O6.6 Education and self-management
There is limited evidence that education alone can improve self-management skills, mood and health-related quality of life (HRQoL). Education is often included with exercise training as part of a comprehensive pulmonary rehabilitation program (Ries 2007) [evidence level III-2]. Delivering COPD-specific information in a didactic style is unlikely to be beneficial and therefore is not recommended (Blackstock 2007). Providing information and tools to enhance self-management in an interactive session is more effective than didactic teaching (Lorig 1999, Blackstock 2007).
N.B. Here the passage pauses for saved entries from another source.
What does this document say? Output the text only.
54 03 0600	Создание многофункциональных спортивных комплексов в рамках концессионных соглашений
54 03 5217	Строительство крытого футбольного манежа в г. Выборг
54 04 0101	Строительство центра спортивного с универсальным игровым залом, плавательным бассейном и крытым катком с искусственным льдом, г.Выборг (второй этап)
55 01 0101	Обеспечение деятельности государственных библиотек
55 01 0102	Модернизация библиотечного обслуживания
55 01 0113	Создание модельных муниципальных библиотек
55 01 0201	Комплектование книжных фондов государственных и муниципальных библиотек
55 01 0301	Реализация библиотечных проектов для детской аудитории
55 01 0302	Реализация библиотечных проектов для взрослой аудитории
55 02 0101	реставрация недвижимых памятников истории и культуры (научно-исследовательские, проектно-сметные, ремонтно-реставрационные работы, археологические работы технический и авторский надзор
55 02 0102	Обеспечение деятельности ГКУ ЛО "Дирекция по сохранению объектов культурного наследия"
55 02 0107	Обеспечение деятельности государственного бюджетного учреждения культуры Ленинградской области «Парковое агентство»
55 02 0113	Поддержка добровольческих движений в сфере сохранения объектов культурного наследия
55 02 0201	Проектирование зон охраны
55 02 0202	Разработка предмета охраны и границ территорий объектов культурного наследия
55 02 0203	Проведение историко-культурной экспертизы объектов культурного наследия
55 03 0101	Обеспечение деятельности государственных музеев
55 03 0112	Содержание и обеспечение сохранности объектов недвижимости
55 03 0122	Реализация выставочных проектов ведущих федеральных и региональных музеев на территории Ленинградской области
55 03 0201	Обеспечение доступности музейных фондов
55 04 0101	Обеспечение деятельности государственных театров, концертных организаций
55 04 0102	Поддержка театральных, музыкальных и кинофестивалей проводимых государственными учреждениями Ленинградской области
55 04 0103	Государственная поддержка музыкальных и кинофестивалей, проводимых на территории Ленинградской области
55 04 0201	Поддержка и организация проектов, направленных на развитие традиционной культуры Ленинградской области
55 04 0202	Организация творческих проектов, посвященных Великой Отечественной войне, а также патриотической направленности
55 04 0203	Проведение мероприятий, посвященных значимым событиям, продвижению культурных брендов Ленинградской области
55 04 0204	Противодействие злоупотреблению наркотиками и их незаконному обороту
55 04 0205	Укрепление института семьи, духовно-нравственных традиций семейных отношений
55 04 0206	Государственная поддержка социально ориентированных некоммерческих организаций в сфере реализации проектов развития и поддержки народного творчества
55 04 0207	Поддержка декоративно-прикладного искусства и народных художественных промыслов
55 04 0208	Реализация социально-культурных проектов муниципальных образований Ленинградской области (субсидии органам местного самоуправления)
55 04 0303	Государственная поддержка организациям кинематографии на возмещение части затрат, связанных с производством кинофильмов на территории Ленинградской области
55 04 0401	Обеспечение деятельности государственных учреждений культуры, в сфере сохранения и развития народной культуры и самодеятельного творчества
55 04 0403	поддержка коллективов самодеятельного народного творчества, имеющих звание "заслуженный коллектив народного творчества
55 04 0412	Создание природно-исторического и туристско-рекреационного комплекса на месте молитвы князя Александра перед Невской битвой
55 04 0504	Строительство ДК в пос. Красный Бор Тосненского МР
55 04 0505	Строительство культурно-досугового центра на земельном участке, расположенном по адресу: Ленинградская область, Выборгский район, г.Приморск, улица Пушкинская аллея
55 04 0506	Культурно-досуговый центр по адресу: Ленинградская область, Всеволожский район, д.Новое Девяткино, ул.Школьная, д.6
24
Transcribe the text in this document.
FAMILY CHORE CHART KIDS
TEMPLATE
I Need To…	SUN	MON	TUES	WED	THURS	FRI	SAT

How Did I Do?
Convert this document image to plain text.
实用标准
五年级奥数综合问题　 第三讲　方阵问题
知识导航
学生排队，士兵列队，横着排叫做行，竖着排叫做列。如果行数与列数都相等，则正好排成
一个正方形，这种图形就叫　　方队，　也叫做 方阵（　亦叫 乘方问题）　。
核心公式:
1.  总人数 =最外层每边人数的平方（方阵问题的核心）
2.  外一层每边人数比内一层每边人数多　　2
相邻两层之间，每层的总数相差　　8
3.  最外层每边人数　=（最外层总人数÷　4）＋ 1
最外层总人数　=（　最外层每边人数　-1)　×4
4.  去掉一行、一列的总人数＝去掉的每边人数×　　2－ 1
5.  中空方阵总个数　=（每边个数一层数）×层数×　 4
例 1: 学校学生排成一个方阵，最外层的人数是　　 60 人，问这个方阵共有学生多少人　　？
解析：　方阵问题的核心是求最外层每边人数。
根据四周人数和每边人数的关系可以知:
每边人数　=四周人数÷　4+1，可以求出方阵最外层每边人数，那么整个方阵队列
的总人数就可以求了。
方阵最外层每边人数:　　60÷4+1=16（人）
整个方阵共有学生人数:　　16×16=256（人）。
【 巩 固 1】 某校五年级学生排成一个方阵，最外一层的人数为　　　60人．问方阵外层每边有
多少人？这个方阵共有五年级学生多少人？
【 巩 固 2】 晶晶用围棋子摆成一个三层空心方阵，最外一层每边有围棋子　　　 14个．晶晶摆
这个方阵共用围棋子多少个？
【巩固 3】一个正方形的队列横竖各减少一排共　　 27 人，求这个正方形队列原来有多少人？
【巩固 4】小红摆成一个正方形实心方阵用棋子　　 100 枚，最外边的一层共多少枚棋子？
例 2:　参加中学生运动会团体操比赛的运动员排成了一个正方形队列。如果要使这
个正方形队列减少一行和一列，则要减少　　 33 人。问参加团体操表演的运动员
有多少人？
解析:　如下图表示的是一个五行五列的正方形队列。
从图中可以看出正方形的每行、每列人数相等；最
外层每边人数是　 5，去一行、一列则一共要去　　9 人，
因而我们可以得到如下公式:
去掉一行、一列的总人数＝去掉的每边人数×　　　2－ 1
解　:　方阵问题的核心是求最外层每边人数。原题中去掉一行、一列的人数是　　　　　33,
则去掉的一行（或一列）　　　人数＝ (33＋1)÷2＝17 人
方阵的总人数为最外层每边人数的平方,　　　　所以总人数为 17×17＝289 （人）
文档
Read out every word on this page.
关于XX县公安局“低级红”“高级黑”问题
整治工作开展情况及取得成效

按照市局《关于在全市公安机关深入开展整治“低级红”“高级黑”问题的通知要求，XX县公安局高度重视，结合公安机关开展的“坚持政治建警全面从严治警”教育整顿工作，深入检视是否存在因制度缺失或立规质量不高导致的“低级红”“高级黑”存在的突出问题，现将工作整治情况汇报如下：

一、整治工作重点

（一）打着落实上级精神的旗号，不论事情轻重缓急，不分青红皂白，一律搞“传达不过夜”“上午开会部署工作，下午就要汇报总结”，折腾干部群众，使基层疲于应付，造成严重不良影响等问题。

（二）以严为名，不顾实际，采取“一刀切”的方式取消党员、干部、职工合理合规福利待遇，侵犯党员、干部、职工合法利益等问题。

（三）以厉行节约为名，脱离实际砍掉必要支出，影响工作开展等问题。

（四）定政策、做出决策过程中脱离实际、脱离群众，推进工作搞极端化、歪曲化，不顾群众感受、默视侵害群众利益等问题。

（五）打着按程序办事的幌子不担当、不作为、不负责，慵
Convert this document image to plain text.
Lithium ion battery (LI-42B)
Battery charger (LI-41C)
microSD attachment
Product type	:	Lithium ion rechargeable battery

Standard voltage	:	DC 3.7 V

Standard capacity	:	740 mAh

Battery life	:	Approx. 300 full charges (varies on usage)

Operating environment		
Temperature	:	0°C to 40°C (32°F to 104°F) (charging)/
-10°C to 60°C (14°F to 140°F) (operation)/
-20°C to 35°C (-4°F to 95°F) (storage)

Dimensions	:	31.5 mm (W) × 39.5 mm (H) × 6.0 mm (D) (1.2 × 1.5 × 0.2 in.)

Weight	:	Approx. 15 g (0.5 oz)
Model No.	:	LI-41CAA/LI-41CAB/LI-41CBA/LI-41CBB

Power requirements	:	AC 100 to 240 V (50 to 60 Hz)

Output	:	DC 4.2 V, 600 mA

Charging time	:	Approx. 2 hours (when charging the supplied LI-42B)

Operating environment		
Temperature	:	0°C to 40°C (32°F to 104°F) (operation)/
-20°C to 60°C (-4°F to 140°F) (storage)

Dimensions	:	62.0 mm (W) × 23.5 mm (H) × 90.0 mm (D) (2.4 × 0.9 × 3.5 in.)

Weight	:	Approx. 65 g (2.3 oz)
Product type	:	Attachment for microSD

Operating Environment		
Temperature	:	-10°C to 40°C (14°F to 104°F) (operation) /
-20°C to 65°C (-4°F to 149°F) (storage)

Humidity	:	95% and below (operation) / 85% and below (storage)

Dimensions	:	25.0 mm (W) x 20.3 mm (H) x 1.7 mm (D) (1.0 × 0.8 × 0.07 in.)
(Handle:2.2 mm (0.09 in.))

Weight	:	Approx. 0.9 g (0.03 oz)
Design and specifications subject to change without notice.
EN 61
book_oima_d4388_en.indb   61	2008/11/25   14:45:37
A systematic review of self-management education for COPD (Effing 2007) concluded that self-management education is associated with a significant reduction in the probability of at least one hospital admission when compared with usual care , which translates into a one-year Number Needed to Treat ranging from 10 (6 to 35) for individuals with a 51% risk of exacerbation to a Number Needed to Treat of 24 (16 to 80) for patients with a 13% risk of exacerbation. This review also showed a small but significant reduction in dyspnoea measured using the Borg 0-10 dyspnoea scale. However, the magnitude of this difference (weighted mean difference -0.53, 95% CI -0.96 to -0.10) is unlikely to be clinically significant. No significant effects were found in the number of exacerbations, emergency room visits, lung function, exercise capacity and days lost from work. Inconclusive results were observed in doctor and nurse visits, symptoms (other than dyspnoea), the use of courses of corticosteroids and antibiotics and the use of rescue medication. However, because of the heterogeneity in interventions, study populations, follow-up time and outcome measures, data are insufficient to formulate clear recommendations regarding the format and content of self-management education programs for individuals with COPD. Several more studies have not shown any benefit from self-management interventions (Bucknall 2012, Bischoff 2012). One study found excess mortality in the self-management group (Fan 2012). The differences may be related to differences in the study populations, study context and extent of self-management support provided.
The single most important intervention is assistance with smoking cessation. Good nutrition; task optimisation for more severely disabled patients; access to community resources; help with control of anxiety, panic or depression; instruction on effective use of medications and therapeutic devices (including oxygen where necessary); relationships; end-of-life issues; continence; safety for flying; and other issues may be addressed (Spruit 2013, Morgan 2001).